TO: Things a label should make clear are the time, place, and how a model is intended to be used. For example, the user should know that the models were trained at a specific time with data from a specific time. For example, does it include data that did or did not include the Covid-19 pandemic? There were very different healthcare practices during the Covid pandemic that could impact the data. That’s why we recommend disclosing the “ingredients” and “studies completed” of the model.

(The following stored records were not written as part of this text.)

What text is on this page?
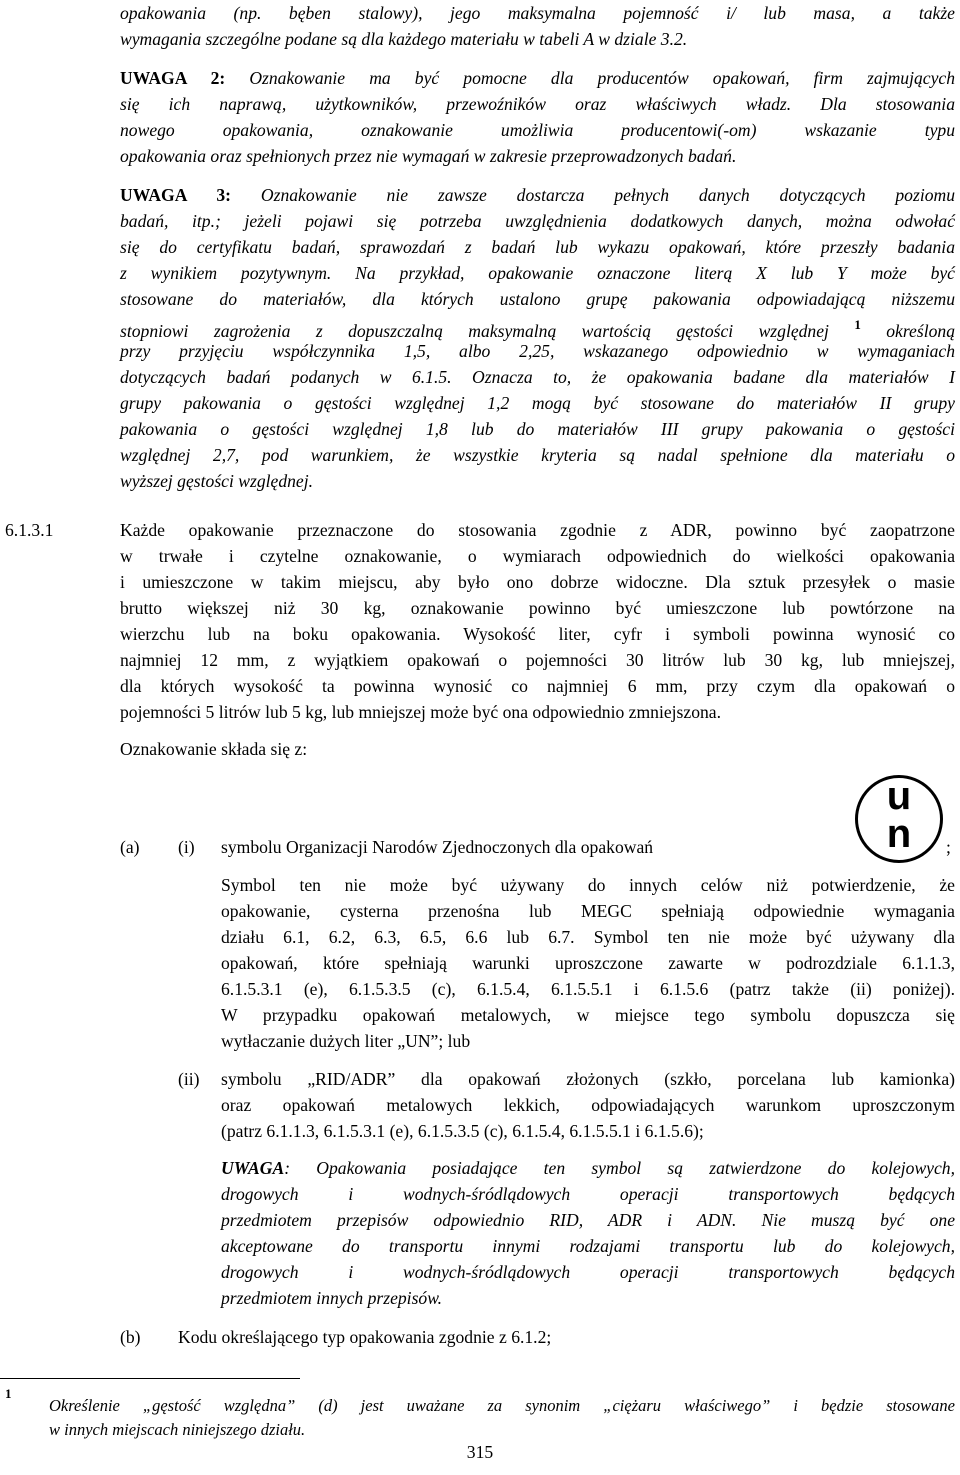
opakowania (np. bęben stalowy), jego maksymalna pojemność i/ lub masa, a także
wymagania szczególne podane są dla każdego materiału w tabeli A w dziale 3.2.
UWAGA 2: Oznakowanie ma być pomocne dla producentów opakowań, firm zajmujących
się ich naprawą, użytkowników, przewoźników oraz właściwych władz. Dla stosowania
nowego opakowania, oznakowanie umożliwia producentowi(-om) wskazanie typu
opakowania oraz spełnionych przez nie wymagań w zakresie przeprowadzonych badań.
UWAGA 3: Oznakowanie nie zawsze dostarcza pełnych danych dotyczących poziomu
badań, itp.; jeżeli pojawi się potrzeba uwzględnienia dodatkowych danych, można odwołać
się do certyfikatu badań, sprawozdań z badań lub wykazu opakowań, które przeszły badania
z wynikiem pozytywnym. Na przykład, opakowanie oznaczone literą X lub Y może być
stosowane do materiałów, dla których ustalono grupę pakowania odpowiadającą niższemu
stopniowi zagrożenia z dopuszczalną maksymalną wartością gęstości względnej $^1$ określoną
przy przyjęciu współczynnika 1,5, albo 2,25, wskazanego odpowiednio w wymaganiach
dotyczących badań podanych w 6.1.5. Oznacza to, że opakowania badane dla materiałów I
grupy pakowania o gęstości względnej 1,2 mogą być stosowane do materiałów II grupy
pakowania o gęstości względnej 1,8 lub do materiałów III grupy pakowania o gęstości
względnej 2,7, pod warunkiem, że wszystkie kryteria są nadal spełnione dla materiału o
wyższej gęstości względnej.
6.1.3.1	Każde opakowanie przeznaczone do stosowania zgodnie z ADR, powinno być zaopatrzone
w trwałe i czytelne oznakowanie, o wymiarach odpowiednich do wielkości opakowania
i umieszczone w takim miejscu, aby było ono dobrze widoczne. Dla sztuk przesyłek o masie
brutto większej niż 30 kg, oznakowanie powinno być umieszczone lub powtórzone na
wierzchu lub na boku opakowania. Wysokość liter, cyfr i symboli powinna wynosić co
najmniej 12 mm, z wyjątkiem opakowań o pojemności 30 litrów lub 30 kg, lub mniejszej,
dla których wysokość ta powinna wynosić co najmniej 6 mm, przy czym dla opakowań o
pojemności 5 litrów lub 5 kg, lub mniejszej może być ona odpowiednio zmniejszona.
Oznakowanie składa się z:
(a) (i) symbolu Organizacji Narodów Zjednoczonych dla opakowań
u
n	;
Symbol ten nie może być używany do innych celów niż potwierdzenie, że
opakowanie, cysterna przenośna lub MEGC spełniają odpowiednie wymagania
działu 6.1, 6.2, 6.3, 6.5, 6.6 lub 6.7. Symbol ten nie może być używany dla
opakowań, które spełniają warunki uproszczone zawarte w podrozdziale 6.1.1.3,
6.1.5.3.1 (e), 6.1.5.3.5 (c), 6.1.5.4, 6.1.5.5.1 i 6.1.5.6 (patrz także (ii) poniżej).
W przypadku opakowań metalowych, w miejsce tego symbolu dopuszcza się
wytłaczanie dużych liter „UN”; lub
(ii) symbolu „RID/ADR” dla opakowań złożonych (szkło, porcelana lub kamionka)
oraz opakowań metalowych lekkich, odpowiadających warunkom uproszczonym
(patrz 6.1.1.3, 6.1.5.3.1 (e), 6.1.5.3.5 (c), 6.1.5.4, 6.1.5.5.1 i 6.1.5.6);
UWAGA: Opakowania posiadające ten symbol są zatwierdzone do kolejowych,
drogowych i wodnych-śródlądowych operacji transportowych będących
przedmiotem przepisów odpowiednio RID, ADR i ADN. Nie muszą być one
akceptowane do transportu innymi rodzajami transportu lub do kolejowych,
drogowych i wodnych-śródlądowych operacji transportowych będących
przedmiotem innych przepisów.
(b) Kodu określającego typ opakowania zgodnie z 6.1.2;
1
Określenie „gęstość względna” (d) jest uważane za synonim „ciężaru właściwego” i będzie stosowane
w innych miejscach niniejszego działu.
315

As for location, we know from previous research that models trained in one location tend to perform worse when moved to another. Knowing where data came from and how a model was optimized within that population can help ensure that users are aware of “potential side effects,” “warnings and precautions,” and “adverse reactions.”
If a model is being trained to predict an outcome, knowing the time and place of training can help make smart decisions about deployment. However, many generative models are incredibly flexible and can be used for many tasks. In this case, the time and place may not be as informative, and more explicit instructions about “labeling conditions” and “approved use” versus “unapproved use” come into play. If a developer has evaluated a generative model to read a patient’s clinical notes and generate prospective billing codes, it may reveal that it has a bias toward overbilling for specific conditions or underrecognizing others. A user would not want to use this same generative model to decide who gets a referral to a specialist, even though they could. This flexibility is why we advocate for additional details about how models should be used.
In general, we recommend training the best model possible, using the tools available. But even then, there should be a lot of transparency. No model is going to be perfect. As a society, we now understand that no pill is perfect: there is always some risk. We should have the same understanding of ai models. Any model, with or without ai, is limited. It can give you realistic, well-trained forecasts of potential futures, but take it with the appropriate amount of caution.
Q: If ai labels were implemented, who would label them and how would they be regulated and enforced?
TO: If you don't intend for your model to be used in practice, then the disclosures you would make for a high-quality research publication are sufficient. But once you intend for your model to be deployed in a human-facing environment, developers and implementers should do some initial labeling, based on some of the established frameworks. There should be validation of these claims before deployment; in a safety-critical environment like healthcare, many agencies within the Department of Health and Human Services might be involved.
For model developers, I think knowing that they will need to label the limitations of a system prompts more careful consideration of the process itself. If I know that at some point I will need to reveal the population that a model was trained on, I wouldn’t want to reveal that it was trained only on dialogue from male chatbot users, for example.
Thinking about things like who the data is being collected about, over what time period, what the sample size was, and how it was decided what data to include or exclude can open your mind to potential problems in implementation.